Саркастический тон Ральфа заставил ее нахмурить брови.
— Лошади и кареты не наносили замку такого ущерба, как могут нанести ваши гоночные велосипеды!
Он поднял бровь.
— Вы уверены? Согласно дневнику моего предка, который Эрих любезно дал мне взаймы, старая стена у восточных ворот была повреждена каретой Петера именно во время скачек, когда лошадь вырвалась из постромок.
Ингрид опустила глаза.
— Я этого не знала.
— Не говорите мне, что вы верите в легенду, будто стена была повреждена, когда юная княжна гнала карету на свидание с возлюбленным, с которым отец запрещал ей встречаться. — Ингрид быстро отвернулась, но Ральф все же успел заметить, что она мучительно покраснела. — Значит, верите. Держу пари, вы даже рассказывали посетителям эту историю, всячески приукрашивая ее. — Он театрально вздохнул. — Да, конечно, легенды всегда романтичнее фактов.
— Не издевайтесь.
— И не думаю. Но вы должны признать, что, если бы во времена моего предка существовало телевидение, он построил бы трибуны для зрителей и позволил вести трансляцию. Именно это я и собираюсь сделать.

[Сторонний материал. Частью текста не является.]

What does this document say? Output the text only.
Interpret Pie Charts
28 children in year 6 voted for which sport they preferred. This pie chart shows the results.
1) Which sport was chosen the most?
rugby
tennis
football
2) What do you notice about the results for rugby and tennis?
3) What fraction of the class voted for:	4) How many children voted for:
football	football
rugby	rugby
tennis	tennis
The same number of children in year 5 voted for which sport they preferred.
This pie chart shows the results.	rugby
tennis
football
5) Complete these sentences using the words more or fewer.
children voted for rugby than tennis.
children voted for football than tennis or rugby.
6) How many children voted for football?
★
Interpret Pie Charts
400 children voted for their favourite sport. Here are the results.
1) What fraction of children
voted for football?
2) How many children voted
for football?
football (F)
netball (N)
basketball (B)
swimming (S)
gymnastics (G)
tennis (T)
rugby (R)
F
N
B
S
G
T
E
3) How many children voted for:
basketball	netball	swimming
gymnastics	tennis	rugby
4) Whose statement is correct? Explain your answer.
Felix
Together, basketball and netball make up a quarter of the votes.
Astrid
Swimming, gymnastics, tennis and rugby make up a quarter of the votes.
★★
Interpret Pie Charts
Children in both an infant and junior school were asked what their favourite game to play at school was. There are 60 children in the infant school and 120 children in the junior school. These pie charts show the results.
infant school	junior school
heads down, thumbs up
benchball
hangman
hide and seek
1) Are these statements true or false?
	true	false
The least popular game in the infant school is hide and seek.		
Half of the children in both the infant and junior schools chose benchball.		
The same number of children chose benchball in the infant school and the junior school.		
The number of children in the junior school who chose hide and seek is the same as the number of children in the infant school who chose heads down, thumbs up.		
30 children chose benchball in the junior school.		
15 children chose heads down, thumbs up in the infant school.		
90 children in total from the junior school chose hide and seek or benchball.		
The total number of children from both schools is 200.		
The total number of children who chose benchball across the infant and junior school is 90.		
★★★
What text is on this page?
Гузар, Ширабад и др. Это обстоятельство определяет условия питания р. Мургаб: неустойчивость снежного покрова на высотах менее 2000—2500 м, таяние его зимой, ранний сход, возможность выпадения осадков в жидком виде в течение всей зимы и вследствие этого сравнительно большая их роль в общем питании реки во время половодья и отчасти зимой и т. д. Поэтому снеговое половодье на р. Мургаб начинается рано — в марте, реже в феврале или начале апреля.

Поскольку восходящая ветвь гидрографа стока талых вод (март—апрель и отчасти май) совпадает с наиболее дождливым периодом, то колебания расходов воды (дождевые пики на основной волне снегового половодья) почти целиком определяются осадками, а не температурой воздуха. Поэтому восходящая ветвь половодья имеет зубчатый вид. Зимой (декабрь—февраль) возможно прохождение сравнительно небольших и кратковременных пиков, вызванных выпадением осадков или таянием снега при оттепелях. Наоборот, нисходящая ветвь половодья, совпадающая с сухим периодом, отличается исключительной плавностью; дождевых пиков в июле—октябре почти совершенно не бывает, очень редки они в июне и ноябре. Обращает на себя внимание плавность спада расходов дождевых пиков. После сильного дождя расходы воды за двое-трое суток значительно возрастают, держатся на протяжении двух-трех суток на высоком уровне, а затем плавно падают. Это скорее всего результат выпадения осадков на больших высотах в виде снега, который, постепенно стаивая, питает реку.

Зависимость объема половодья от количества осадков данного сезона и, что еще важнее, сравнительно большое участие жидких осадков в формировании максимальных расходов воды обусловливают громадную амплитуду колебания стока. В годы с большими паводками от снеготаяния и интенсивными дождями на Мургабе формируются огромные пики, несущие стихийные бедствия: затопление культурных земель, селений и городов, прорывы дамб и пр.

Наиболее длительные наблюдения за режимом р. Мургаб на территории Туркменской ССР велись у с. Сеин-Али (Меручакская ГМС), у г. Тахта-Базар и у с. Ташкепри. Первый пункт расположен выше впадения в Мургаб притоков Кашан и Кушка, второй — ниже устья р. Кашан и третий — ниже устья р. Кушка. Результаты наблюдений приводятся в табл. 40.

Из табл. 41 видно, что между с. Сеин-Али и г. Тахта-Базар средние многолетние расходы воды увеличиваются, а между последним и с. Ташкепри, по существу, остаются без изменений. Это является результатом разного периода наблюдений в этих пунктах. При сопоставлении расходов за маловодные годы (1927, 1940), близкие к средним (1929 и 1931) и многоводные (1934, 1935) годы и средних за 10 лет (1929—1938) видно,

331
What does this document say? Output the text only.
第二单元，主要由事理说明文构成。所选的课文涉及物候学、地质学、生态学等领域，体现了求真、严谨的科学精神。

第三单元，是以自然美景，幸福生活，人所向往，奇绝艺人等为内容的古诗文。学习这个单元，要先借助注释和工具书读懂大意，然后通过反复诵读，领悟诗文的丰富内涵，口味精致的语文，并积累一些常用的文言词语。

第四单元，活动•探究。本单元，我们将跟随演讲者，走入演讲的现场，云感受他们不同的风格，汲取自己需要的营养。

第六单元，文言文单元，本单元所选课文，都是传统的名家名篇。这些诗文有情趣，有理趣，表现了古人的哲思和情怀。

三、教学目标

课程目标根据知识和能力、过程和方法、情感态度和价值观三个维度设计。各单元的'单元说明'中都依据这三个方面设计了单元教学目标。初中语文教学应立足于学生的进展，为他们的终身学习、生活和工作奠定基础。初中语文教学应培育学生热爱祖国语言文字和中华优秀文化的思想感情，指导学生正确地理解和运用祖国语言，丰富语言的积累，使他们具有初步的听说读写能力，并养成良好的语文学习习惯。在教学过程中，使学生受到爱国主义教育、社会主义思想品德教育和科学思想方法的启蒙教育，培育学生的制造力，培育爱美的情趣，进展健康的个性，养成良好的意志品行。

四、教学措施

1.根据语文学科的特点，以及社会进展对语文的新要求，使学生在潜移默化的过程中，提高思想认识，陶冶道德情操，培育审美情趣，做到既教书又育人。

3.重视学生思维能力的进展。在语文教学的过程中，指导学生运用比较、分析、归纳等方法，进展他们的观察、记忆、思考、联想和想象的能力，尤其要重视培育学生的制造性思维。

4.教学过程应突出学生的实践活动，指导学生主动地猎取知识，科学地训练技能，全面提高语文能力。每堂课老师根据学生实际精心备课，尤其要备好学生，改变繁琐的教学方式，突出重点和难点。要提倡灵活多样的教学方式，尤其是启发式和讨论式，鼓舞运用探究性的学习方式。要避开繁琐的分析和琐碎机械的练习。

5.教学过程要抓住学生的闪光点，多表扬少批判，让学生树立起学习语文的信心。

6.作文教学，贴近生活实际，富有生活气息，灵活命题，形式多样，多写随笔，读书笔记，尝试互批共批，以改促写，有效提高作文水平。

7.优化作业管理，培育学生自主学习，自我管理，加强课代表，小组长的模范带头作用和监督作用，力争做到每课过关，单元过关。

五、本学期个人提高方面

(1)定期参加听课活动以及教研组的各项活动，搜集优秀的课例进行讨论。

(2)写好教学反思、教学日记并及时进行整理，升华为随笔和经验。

Наверное, он прав, неохотно признала Ингрид. Она сцепила пальцы и положила руки на стол.
— Почему вы так пытаетесь убедить меня, что это хорошая мысль? Мое мнение ничего не значит.
— Для меня значит. Если мы станем единомышленниками, нам будет легче работать вместе.
— А это обязательно? — спросила она и тут же пожалела о своих словах. Ответ был ясен заранее. Ральф Дикс привык добиваться своего. Он добился этого от Урсулы и не успокоится, пока не добьется того же от нее, Ингрид.
Он лукаво улыбнулся уголком рта, и у Ингрид побежали мурашки по спине.
— Думаю, да.
— Как это возможно, если я ничего не знаю о велогонках?
Ральф слез с письменного стола, выпрямился и властно протянул ей руку.
— Мы это исправим. Прямо сейчас.
Ингрид не собиралась принимать его руку, не желая вступать с ним в физический контакт, даже самый невинный. Но все же их пальцы как-то нашли друг друга, и тепло его прикосновения побежало по ее руке вверх, в конце концов достигнув сердца. Если бы хватка Ральфа не была мертвой, она попыталась бы выдернуть руку. Но он заставил Ингрид встать и, не дав опомниться, потащил к двери.
Она обернулась и беспомощно посмотрела на заваленный бумагами стол.
— Куда мы? У меня куча работы.
— Это тоже работа. Я хочу провезти вас по маршруту Тур д'Оберхоф и выяснить, что вы о нем думаете.
Он уже знал, что она думает: этот план противоречит назначению замка. Показать ей маршрут означало подтвердить ее худшие опасения.
— Вы пожалеете об этом, — предупредила она.
— Сомневаюсь. Разве что вы не доверяете мне как водителю.
Ингрид не доверяла себе, боясь оказаться с ним наедине.
— Я видела, как вы управлялись с яхтой, видела, как вы перепрыгивали на лошади «калитку», так что в вашем искусстве не сомневаюсь. Управлять лошадью труднее, чем машиной.
Ральф посмотрел на нее с новым интересом.
— Я не знал, что вы смотрели трансляции регат.
Нельзя было признаться, что она делала это только из-за Урсулы.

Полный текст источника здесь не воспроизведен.